À ce stade du débat, il convient de rappeler que le caractère opérationnel des armées repose avant tout sur les hommes et les femmes qui les servent. Cette dimension humaine est capitale. Elle repose sur deux piliers. Je ne m'attarderai pas sur le premier, tant il est évident : il s'agit de l'engagement de nos soldats. Le deuxième pilier – que nous avons le devoir de valoriser – réside dans le corpus juridique qui fait la singularité militaire. Nous encourons un risque de banalisation de l'état militaire, soit du fait de fausses bonnes idées issues de la société, soit parce les règles françaises, qui diffèrent de celles d'autres pays, et parfois de l'Union européenne, sont mal comprises – en témoigne la directive européenne de 2013 sur le temps de travail. La singularité militaire est une exception française ; il n'est pas excessif d'en parler tous les sept ans à l'occasion des lois de programmation militaire.
Si nous comptons des militaires dans l'ensemble des ministères – des gendarmes au ministère de l'intérieur et des outre-mer, par exemple –, tous sont placés sous la tutelle du ministre des armées, garant de leur singularité. Ainsi, c'est le ministre des armées qui a récemment ouvert l'activité opérationnelle aux personnes atteintes du VIH.
La singularité de la condition militaire repose sur un équilibre subtil entre des devoirs exorbitants du droit commun d'une part, et d'autre part des droits et des éléments de reconnaissance. Parmi les éléments qui dérogent au droit commun figurent la disponibilité des militaires vingt-quatre heures sur vingt-quatre – ils ne sont pas des travailleurs, mais doivent être constamment disponibles –, la restriction des droits syndicaux et électoraux – que la dernière LPM a toutefois quelque peu ouverts – et l'engagement jusqu'au sacrifice suprême. Le décès d'un militaire n'est pas considéré comme un accident du travail, mais comme un événement intrinsèquement lié à son statut.

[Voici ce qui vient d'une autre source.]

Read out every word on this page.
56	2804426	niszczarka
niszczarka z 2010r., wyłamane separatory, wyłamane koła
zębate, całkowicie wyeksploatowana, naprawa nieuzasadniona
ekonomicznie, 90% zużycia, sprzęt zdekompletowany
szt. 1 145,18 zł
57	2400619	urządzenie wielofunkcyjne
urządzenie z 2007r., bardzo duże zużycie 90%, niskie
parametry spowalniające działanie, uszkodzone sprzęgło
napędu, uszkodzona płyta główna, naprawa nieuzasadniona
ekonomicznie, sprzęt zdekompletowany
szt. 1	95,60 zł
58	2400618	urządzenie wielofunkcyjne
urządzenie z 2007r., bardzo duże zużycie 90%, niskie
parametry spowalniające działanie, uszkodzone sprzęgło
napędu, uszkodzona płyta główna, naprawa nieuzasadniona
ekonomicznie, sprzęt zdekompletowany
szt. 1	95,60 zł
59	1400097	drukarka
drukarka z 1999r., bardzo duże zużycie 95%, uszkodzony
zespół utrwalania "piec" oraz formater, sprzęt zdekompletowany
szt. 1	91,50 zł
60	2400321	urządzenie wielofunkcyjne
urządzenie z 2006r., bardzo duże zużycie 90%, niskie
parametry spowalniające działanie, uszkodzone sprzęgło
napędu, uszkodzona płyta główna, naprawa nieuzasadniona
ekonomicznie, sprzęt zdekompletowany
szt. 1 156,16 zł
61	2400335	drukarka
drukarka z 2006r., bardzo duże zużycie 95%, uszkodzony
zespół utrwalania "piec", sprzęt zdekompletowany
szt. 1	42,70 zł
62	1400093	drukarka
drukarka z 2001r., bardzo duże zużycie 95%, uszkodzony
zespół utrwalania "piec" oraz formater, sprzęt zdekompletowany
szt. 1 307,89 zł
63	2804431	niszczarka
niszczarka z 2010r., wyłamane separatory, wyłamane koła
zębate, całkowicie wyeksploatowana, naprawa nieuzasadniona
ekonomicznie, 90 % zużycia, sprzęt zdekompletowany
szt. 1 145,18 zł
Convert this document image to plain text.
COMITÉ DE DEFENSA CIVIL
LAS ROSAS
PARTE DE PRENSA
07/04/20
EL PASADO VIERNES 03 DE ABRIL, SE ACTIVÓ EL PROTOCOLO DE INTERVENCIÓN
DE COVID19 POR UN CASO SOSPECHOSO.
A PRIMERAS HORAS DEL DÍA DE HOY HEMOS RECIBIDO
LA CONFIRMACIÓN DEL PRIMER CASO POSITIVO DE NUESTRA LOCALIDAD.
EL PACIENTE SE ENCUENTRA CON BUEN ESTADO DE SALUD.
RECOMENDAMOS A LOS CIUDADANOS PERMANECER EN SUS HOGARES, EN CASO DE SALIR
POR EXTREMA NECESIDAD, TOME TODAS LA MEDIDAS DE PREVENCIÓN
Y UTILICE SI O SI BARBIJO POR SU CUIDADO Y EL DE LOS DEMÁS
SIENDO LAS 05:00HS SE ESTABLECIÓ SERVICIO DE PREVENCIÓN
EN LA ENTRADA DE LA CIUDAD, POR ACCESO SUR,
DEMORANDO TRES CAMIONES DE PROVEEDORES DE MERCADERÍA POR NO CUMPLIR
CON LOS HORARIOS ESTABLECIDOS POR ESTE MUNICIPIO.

En tant que décideurs publics – parlementaires et membres du Gouvernement –, nous devons veiller à cet équilibre. Cela impose d'organiser des concertations au sein du ministère des armées, depuis les régiments jusqu'au CSFM, en passant par le Haut Comité d'évaluation de la condition militaire (HCECM), qui conseille le Président de la République. Parmi les éléments qui participent de cet équilibre, nous avons déjà évoqué les lycées militaires, ou encore le plan d'accompagnement des familles et d'amélioration des conditions de vie des militaires. J'y ajouterai les pensions militaires de retraite, qui répondent à l'impératif de jeunesse des armées. La reconnaissance de la nation et la prise en charge des blessés participent aussi pleinement d'un juste équilibre. Ces rappels me semblaient indispensables, et c'est dans cet esprit que je vous propose d'aborder les amendements que nous nous apprêtons à examiner. Nous devons être les gardiens de la singularité militaire sur laquelle repose la défense nationale.